Redefining Consumption

Saturday, November 29th, 2008

In the aftermath of the trauma of 9-11, President Bush gave us this advice:

Go shop.”

In so doing our President told us to go out and feed our nation’s greatest addiction and increasingly what many consider to be one of our last remaining economic assets:  consumption.

The ability to consume.  That is our heritage.  Damn the economy.  To heck with the environment, education, and the sinking stock market.

Our ability to — no, our NEED to consume seems to know no bounds.

Note that this is not the consumption that our forefathers celebrated the first Thanksgiving.  Back then they called consumption a disease.  Among other things, consumption was more likely known as a “progressive wasting of the body” … not picking up something at the country store.

Based on what I read in this morning’s papers, we should go back to the old meaning of “consumption” — that of a deadly disease.

It is bad enough that two people pulled out their guns and died in a shoot-out at Toys R Us after their respective female companions got engaged in a bloody brawl.

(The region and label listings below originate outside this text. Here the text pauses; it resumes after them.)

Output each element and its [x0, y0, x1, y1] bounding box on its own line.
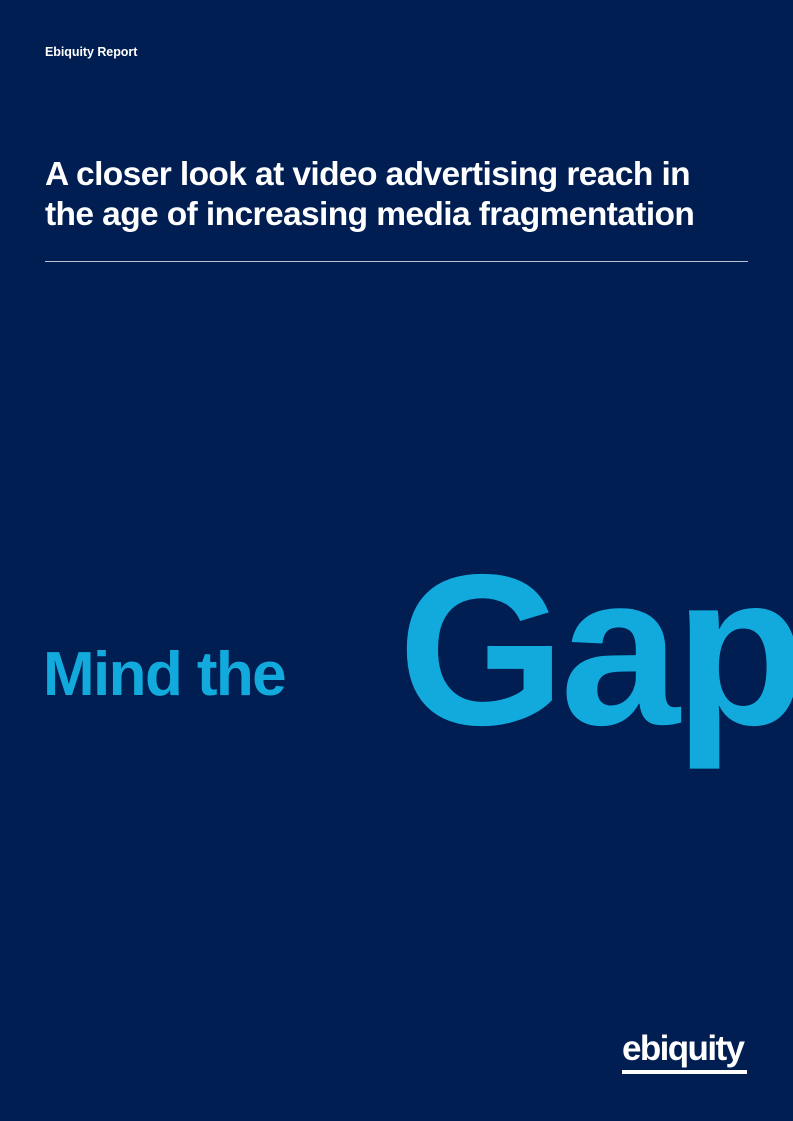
document-cover-page: Ebiquity Report A closer look at video a…	[0, 0, 793, 1121]
hero-display-text: Gap	[398, 535, 793, 765]
page-title-line-1: A closer look at video advertising reach…	[45, 156, 690, 193]
page-title-line-2: the age of increasing media fragmentatio…	[45, 196, 694, 233]
ebiquity-logo-underline-bar	[622, 1070, 747, 1074]
page-title: A closer look at video advertising reach…	[45, 155, 705, 235]
hero-lead-text: Mind the	[43, 641, 285, 709]
ebiquity-logo-wordmark: ebiquity	[622, 1030, 748, 1068]
cover-title-block: A closer look at video advertising reach…	[45, 155, 705, 235]
report-eyebrow-label: Ebiquity Report	[45, 44, 137, 60]
title-divider-rule	[45, 261, 748, 262]
ebiquity-logo: ebiquity	[622, 1030, 748, 1074]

But that a crowd of shoppers would actually trample to death the poor WalMart employee who has the unfortunate job of opening the door in the morning?

This, my friends, is sick.  Shopping meets greed meets madness meets total lack of disregard for any one meets violence.

Welcome to the new Kris Kringle.

Here’s my advice.  Don’t shop.  Take a day off.  Go check out the folks at “Buy Nothing Day.”  Or at least shop online.  Apparently a lot of people of are.

I am thankful for a lot of things.

Not shopping on the Friday after Thanksgiving is one of many.

Happy Holidaze.

Explaining a Brand’s Success: An Obama Case Study

Sunday, November 9th, 2008

Note, before reading the following you should know that I worked and voted for Barak Obama for president.  With that as an important caveat, here’s my brand lesson from the Obama victory.

JFK, the president to whom the current president-elect is most often compared, once said:

Victory has a thousand fathers, defeat is an orphan.”

In this case, the President was talking about a defeat (The Bay of Pigs).

But let’s consider Kennedy’s quote in the context of Senator Barak Obama’s historic presidential victory over Senator McCain last November 4th.

Today there are many “fathers” being offered up explain Obama’s victory.

Most attribute the “father” of the Obama victory to history.  Specifically, the timing of the market meltdown and economic crisis.  Others say the “father” of the Obama victory was, in fact, a woman — namely, the McCain’s pick of Alaska Governor Sarah Palin as a running mate.  Still others say the “father” of the Obama victory was technology.  In this case they were talking about the incredible online money and organizing machine that the Obama campaign was able to build.

All would-be “fathers” list their reasons and point to alleged “causal” relationships between one action or development and Obama’s surge in the polls in the last 30 days.

But could the “father” of the Obama victory be simply this — of the two, he was simply found to be the better brand?

He won every debate … and by wide margins.  Could it be that people simply looked at both brands and said to themselves,

“Hmmm, I’ll take that one.”

Could the brand lesson from the Obama campaign be … start (and end) with a good product?